El abogado del expresidente, Jaime Granados Peña, lo ha expuesto con claridad: Cuando Cepeda fue contrainterrogado en juicio y enfrentado a la gravedad del juramento, tuvo que admitir que no le constaba ningún hecho que comprometiera penalmente a Uribe. Nada. Ninguna prueba. Ningún conocimiento cierto. Solo conjeturas. Sin embargo, lejos de contextos con consecuencias legales, Cepeda reaparece en España acusando al presidente de haber construido su poder económico en relación con el narcotráfico. La diferencia entre ambos escenarios es reveladora. Ante los jueces, la verdad fáctica se impone. Ante los micrófonos, la ideología se desborda. Es exactamente el fenómeno que describía Revel y que Trotski y Stalin asumieron como principio: cuando la causa lo exige, los hechos estorban.

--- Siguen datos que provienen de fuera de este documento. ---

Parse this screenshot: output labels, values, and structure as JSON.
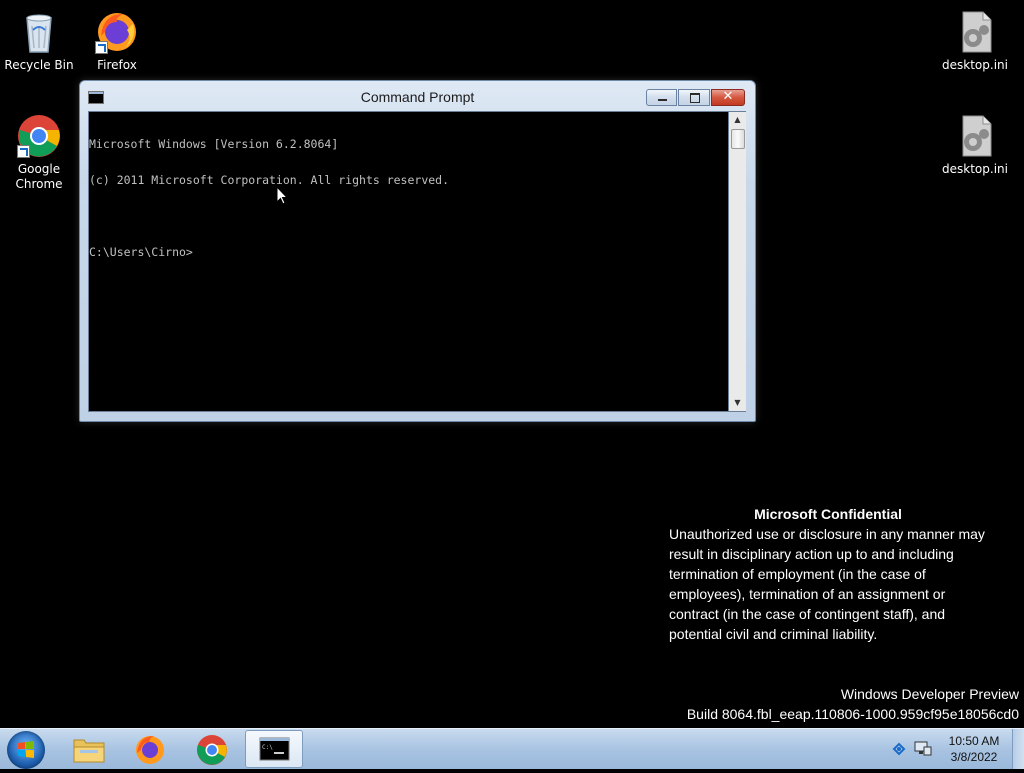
{
  "desktop": {
    "icons": [
      {
        "label": "Recycle Bin",
        "icon": "recycle-bin-icon"
      },
      {
        "label": "Firefox",
        "icon": "firefox-icon"
      },
      {
        "label": "Google Chrome",
        "icon": "chrome-icon"
      },
      {
        "label": "desktop.ini",
        "icon": "settings-file-icon"
      },
      {
        "label": "desktop.ini",
        "icon": "settings-file-icon"
      }
    ]
  },
  "window": {
    "title": "Command Prompt",
    "console_lines": [
      "Microsoft Windows [Version 6.2.8064]",
      "(c) 2011 Microsoft Corporation. All rights reserved.",
      "",
      "C:\\Users\\Cirno>"
    ],
    "close_label": "✕"
  },
  "watermark": {
    "heading": "Microsoft Confidential",
    "lines": [
      "Unauthorized use or disclosure in any manner may",
      "result in disciplinary action up to and including",
      "termination of employment (in the case of",
      "employees), termination of an assignment or",
      "contract (in the case of contingent staff), and",
      "potential civil and criminal liability."
    ],
    "build_title": "Windows Developer Preview",
    "build_number": "Build 8064.fbl_eeap.110806-1000.959cf95e18056cd0"
  },
  "taskbar": {
    "pinned": [
      {
        "name": "file-explorer",
        "icon": "folder-icon"
      },
      {
        "name": "firefox",
        "icon": "firefox-icon"
      },
      {
        "name": "chrome",
        "icon": "chrome-icon"
      },
      {
        "name": "command-prompt",
        "icon": "cmd-icon",
        "active": true
      }
    ],
    "clock": {
      "time": "10:50 AM",
      "date": "3/8/2022"
    }
  }
}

Granados añade otro elemento que Cepeda omite deliberadamente en sus discursos internacionales. El expresidente Uribe fue exonerado por el Tribunal Superior de Bogotá, que revocó una decisión injusta y lo declaró inocente. También recuerda que el caso de Santiago Uribe tuvo una absolución que hoy se encuentra en discusión jurídica, sujeta a impugnación ante la Corte Suprema de Justicia. Esos datos existen. Son públicos. Pero no encajan en el relato del stalinismo del siglo XXI. Aquí no estamos ante un error. Estamos ante una estrategia en la que se dice una cosa donde hay sanción y otra donde no la hay. Se callan los hechos que incomodan y se amplifican las acusaciones que alimentan el prejuicio. Eso, en términos de Revel, no es ignorancia. Es una forma activa de mentira.

Colombia paga un alto precio cuando la política adopta esta lógica y las elecciones se someten a ese vaivén. Porque cuando la verdad deja de importar, todo se vuelve sospechoso. Y cuando la ideología se cree con derecho a sustituir los hechos, la democracia se resquebraja. Revel lo advirtió hace décadas. Trotski y Stalin lo proclamaron sin pudor. Hoy, tristemente, lo experimentamos en carne propia con nuestra versión Temu, en Cepeda -el neotrostkiano.